In their dissenting opinion, Justices Stephen Breyer, Sonia Sotomayor and Elena Kagan said the court should leave such policies to the experts. By acting “outside of its competence and without legal basis,” they argued, the court was substituting its own judgment for that of the government officials tasked with responding to a crisis.
“If OSHA’s Standard is far-reaching—applying to many millions of American workers—it no more than reflects the scope of the crisis,” the justices wrote. “The Standard responds to a workplace health emergency unprecedented in the agency’s history: an infectious disease that has already killed hundreds of thousands and sickened millions.”
The court held a special session to hear oral arguments on the matter on Jan. 7, expediting the case as enforcement of the rule was about to begin. While the court’s three liberal justices seemed loath to undermine a public health regulation as COVID-19 cases were soaring, most of the conservative justices voiced skepticism of the rule, suggesting it should necessitate an act of Congress.
Alito wondered whether OSHA was trying to legally “squeeze an elephant through a mouse hole” by issuing the rule. Chief Justice John Roberts asked “why Congress doesn’t have a say in this.”
The Biden administration has argued that OSHA has the authority to issue the vaccine-or-test rule under its emergency powers, and that a crisis like the COVID-19 pandemic necessitates such a sweeping regulation.
Unlike her conservative colleagues, Kagan was reluctant to substitute the court’s judgment for that of the occupational health experts at OSHA. “Why in the world would courts decide this question?” Kagan asked during oral arguments.
In a separate ruling on Thursday, the justices allowed a different vaccine rule issued by the Biden administration to go into effect. That regulation, issued through the Centers for Medicare and Medicaid Services, would require that health care facilities that receive Medicare or Medicaid funding make sure all their employees are vaccinated against COVID-19.
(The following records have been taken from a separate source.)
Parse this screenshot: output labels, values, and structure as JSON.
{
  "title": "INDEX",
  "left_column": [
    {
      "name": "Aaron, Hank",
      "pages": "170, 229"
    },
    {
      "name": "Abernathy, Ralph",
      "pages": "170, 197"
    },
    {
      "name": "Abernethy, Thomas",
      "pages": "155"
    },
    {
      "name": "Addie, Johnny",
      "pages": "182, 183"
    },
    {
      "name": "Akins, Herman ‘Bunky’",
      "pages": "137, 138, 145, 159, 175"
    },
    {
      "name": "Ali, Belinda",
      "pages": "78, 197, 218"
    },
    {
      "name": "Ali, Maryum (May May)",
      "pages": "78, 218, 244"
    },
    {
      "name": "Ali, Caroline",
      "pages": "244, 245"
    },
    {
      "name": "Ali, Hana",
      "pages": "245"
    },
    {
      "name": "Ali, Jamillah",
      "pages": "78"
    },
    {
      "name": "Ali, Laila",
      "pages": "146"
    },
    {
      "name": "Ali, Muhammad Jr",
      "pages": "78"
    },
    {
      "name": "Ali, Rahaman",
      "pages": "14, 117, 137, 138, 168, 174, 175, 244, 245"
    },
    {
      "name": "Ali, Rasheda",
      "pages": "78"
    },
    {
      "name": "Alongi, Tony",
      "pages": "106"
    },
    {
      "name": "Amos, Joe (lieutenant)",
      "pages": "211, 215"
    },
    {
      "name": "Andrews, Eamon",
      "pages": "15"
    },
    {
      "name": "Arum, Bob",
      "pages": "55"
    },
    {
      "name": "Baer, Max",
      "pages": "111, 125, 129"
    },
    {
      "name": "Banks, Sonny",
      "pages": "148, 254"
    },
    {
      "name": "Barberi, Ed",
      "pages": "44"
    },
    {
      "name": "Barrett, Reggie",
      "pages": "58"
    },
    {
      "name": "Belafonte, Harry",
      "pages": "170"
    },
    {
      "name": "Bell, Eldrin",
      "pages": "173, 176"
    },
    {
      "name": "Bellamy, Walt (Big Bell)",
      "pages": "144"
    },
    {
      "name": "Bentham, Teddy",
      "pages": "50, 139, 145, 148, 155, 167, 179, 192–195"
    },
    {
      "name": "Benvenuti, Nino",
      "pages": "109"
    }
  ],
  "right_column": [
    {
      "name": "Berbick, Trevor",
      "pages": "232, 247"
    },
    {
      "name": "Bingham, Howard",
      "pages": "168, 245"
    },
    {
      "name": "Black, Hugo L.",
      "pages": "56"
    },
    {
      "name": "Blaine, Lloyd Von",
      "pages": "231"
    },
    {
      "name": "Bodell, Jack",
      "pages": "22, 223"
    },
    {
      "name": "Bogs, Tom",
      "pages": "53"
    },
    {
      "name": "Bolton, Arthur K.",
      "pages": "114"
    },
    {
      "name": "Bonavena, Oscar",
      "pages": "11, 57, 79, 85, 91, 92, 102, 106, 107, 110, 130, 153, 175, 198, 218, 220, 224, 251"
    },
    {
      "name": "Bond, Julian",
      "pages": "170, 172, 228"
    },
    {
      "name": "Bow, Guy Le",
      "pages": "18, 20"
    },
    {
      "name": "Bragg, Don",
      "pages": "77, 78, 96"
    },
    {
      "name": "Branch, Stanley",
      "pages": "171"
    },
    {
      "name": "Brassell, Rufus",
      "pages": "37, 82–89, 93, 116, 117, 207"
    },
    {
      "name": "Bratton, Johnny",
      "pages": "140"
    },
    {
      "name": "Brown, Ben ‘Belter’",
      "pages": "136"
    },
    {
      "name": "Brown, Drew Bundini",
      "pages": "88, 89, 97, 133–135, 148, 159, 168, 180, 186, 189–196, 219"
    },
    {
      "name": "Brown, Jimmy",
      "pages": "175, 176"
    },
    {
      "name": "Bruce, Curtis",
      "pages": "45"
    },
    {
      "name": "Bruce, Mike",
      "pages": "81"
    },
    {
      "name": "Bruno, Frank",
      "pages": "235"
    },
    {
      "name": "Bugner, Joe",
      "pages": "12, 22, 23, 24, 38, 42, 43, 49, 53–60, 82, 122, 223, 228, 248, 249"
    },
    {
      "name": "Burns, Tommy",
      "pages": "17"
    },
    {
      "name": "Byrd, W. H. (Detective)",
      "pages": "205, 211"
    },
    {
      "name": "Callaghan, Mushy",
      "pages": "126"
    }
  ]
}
The health care rule would cover an estimated 10 million workers at hospitals, long-term care facilities and dialysis centers. Unlike the OSHA rule, it does not provide an option to test regularly in lieu of vaccination.
In their ruling in the health care case, the majority said it was within the powers of the government to “impose conditions” on facilities that take Medicare and Medicaid funding, including taking steps to protect patients from a deadly disease.
“Vaccination requirements are a common feature of the provision of healthcare in America: Healthcare workers around the country are ordinarily required to be vaccinated for diseases such as hepatitis B, influenza, and measles, mumps, and rubella,” they wrote.
Biden said in a statement Thursday that the ruling upholding the health care rule “will save lives,” including those of patients, nurses and doctors. He also said he was “disappointed” that the court blocked the OSHA regulation, saying it included “common-sense life-saving requirements” for employers.